Local to global deformation of invertible sheaves Let $\pi:X \to S$ be a flat, projective morphism, $S$ irreducible. Suppose that for all $s \in S$, the fiber $X_s$ satisfies $h^2(\mathcal{O}_{X_s})=0$. This means in particular that given an invertible sheaf $\mathcal{L}_0$ on $X_{s_0}$, for some $s_0 \in S$, there exists no obstruction to infinitesimal deformation of the invertible sheaf $\mathcal{L}_0$ (see $\S 6$ of Hartshorne's "Deformation theory"). My question is: does there exist an invertible sheaf $\mathcal{L}$ on $X$ such that $\mathcal{L}|_{X_{s_0}} \cong \mathcal{L}_0$? Any reference will be most welcome (I am looking for techniques to go from local to global deformation of invertible sheaves).

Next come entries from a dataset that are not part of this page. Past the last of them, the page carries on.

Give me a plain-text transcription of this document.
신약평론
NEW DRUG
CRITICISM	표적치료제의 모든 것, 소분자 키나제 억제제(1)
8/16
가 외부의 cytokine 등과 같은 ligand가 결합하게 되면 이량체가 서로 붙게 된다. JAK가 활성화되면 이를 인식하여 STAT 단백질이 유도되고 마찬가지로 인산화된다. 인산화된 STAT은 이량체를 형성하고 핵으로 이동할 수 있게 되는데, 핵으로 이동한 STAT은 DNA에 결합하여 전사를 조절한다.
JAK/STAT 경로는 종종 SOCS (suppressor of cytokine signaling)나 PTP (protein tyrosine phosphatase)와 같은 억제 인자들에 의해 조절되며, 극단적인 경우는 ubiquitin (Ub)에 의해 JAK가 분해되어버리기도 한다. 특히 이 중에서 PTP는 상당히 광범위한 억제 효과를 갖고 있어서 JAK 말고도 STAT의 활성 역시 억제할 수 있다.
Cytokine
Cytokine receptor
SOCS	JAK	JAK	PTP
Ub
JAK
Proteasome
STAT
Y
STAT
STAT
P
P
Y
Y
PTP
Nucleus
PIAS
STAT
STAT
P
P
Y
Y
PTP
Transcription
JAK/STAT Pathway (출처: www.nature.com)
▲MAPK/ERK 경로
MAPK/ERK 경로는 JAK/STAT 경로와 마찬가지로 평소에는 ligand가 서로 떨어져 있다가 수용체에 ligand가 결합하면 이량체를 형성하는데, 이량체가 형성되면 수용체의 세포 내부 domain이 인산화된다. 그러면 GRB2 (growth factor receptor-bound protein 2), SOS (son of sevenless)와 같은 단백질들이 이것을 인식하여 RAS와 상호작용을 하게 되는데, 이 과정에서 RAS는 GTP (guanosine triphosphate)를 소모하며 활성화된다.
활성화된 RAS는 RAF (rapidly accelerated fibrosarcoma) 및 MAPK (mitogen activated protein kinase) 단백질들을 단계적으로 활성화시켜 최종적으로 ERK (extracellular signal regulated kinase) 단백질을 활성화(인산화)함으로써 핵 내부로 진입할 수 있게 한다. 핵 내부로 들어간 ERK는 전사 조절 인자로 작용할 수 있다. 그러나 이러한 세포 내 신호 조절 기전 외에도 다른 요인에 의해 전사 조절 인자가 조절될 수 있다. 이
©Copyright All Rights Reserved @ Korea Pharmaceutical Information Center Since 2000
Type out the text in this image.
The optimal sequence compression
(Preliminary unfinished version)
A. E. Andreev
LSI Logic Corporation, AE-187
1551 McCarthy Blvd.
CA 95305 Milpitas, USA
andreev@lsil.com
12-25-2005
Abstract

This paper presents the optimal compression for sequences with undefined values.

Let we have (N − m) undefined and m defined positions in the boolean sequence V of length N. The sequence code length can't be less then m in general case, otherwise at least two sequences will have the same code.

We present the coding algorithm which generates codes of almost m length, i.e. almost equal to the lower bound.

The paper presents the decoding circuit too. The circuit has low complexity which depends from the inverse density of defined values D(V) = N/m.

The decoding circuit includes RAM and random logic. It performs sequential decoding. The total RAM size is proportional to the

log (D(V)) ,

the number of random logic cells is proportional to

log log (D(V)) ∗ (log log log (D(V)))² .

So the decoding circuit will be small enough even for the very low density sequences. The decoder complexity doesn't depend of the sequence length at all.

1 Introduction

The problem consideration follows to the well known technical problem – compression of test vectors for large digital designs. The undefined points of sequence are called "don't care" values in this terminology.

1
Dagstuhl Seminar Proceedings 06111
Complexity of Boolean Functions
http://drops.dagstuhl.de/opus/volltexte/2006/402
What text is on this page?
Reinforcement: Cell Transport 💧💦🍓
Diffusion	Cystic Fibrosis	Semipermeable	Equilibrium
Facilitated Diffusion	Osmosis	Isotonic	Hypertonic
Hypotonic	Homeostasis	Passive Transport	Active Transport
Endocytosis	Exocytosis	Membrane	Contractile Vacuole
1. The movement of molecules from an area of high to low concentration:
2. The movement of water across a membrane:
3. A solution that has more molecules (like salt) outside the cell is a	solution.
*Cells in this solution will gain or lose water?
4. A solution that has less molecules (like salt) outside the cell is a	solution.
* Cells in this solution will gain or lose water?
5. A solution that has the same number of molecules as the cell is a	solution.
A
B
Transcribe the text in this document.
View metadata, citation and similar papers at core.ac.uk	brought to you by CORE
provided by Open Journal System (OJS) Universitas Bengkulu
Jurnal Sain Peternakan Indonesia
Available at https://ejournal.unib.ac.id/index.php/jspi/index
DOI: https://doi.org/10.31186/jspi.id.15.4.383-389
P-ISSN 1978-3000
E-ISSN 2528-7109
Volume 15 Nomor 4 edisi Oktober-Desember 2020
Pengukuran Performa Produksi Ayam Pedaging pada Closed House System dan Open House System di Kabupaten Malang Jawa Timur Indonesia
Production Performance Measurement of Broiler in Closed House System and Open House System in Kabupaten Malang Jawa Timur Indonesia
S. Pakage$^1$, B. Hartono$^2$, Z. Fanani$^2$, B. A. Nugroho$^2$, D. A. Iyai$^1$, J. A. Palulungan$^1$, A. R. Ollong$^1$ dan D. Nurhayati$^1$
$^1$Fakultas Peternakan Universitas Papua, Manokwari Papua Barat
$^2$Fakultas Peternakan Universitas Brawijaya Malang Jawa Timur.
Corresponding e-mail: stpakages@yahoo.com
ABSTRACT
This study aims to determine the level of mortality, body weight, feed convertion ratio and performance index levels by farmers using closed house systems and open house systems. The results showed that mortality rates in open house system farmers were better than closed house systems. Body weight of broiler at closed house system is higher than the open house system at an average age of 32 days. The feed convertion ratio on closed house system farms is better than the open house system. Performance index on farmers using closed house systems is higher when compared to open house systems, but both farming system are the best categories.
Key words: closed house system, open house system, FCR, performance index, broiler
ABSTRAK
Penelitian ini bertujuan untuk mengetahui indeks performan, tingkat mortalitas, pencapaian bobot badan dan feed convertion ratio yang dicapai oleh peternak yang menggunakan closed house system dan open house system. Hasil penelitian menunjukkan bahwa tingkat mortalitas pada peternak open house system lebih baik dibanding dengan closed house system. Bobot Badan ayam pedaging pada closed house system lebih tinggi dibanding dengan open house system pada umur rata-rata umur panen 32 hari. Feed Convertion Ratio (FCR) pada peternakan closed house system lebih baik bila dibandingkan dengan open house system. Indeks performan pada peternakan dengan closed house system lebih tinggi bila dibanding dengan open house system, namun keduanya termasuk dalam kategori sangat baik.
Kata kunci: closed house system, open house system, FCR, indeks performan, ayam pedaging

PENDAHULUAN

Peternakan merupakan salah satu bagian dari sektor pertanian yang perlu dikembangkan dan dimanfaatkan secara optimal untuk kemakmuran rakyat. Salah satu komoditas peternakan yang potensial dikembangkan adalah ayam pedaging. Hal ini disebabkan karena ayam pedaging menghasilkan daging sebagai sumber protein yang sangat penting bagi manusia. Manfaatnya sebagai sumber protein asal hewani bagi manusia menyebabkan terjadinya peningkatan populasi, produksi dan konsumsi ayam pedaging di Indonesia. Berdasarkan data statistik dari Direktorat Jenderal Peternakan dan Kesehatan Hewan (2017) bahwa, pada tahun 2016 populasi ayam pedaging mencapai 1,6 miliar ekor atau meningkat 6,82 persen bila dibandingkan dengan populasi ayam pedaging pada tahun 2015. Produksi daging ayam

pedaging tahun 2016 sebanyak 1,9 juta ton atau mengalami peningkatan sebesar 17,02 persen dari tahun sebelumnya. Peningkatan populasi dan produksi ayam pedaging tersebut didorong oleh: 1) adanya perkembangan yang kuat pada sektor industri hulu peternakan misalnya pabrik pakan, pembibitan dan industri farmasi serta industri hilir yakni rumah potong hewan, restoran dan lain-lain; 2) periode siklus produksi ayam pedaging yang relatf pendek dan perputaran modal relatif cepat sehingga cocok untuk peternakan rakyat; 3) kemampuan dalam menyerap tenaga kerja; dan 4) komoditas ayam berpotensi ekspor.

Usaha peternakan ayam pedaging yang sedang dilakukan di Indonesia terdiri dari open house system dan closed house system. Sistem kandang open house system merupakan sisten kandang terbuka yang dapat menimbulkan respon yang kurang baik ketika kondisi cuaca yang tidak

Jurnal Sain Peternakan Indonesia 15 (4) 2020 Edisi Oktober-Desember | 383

 A: The answer is no, even for locally constant families. Let $F$ be a smooth projective variety with an automorphism $\sigma$, and let $L$ be a line bundle on $F$ such that $\sigma^* L$ is not isomorphic to $L$. For example, take $F=\mathbf{P}^1\times \mathbf{P}^1$ with $\sigma$ the coordinate-switching involution, and $L=\mathcal{O}(1,0)$. Take $S$ to be the nodal curve obtained by gluing $0$ to $\infty$ on $\mathbf{P}^1$, and let $X$ be obtained from $F\times \mathbf{P}^1$ by identifying $(f, 0)$ and $(\sigma(f), 1)$. The natural $X\to S$ is a locally trivial fibration with fiber $F$. Take $s$ to be the node and $L_0$ to be $L$.
Think about it this way: in general, suppose that $X\to S$ is nice enough so that there exists a relative Picard scheme $P\to S$. The assumption that $H^2(X_s, \mathcal{O})=0$ for all $s\in S$ implies that $P\to S$ is (formally) smooth, and so every section over a point (i.e. your $\mathcal{L}_0$) extends to an infinitesimal/formal/etale neighborhood. But there is no reason to have a non-zero global section of $P\to S$ at all.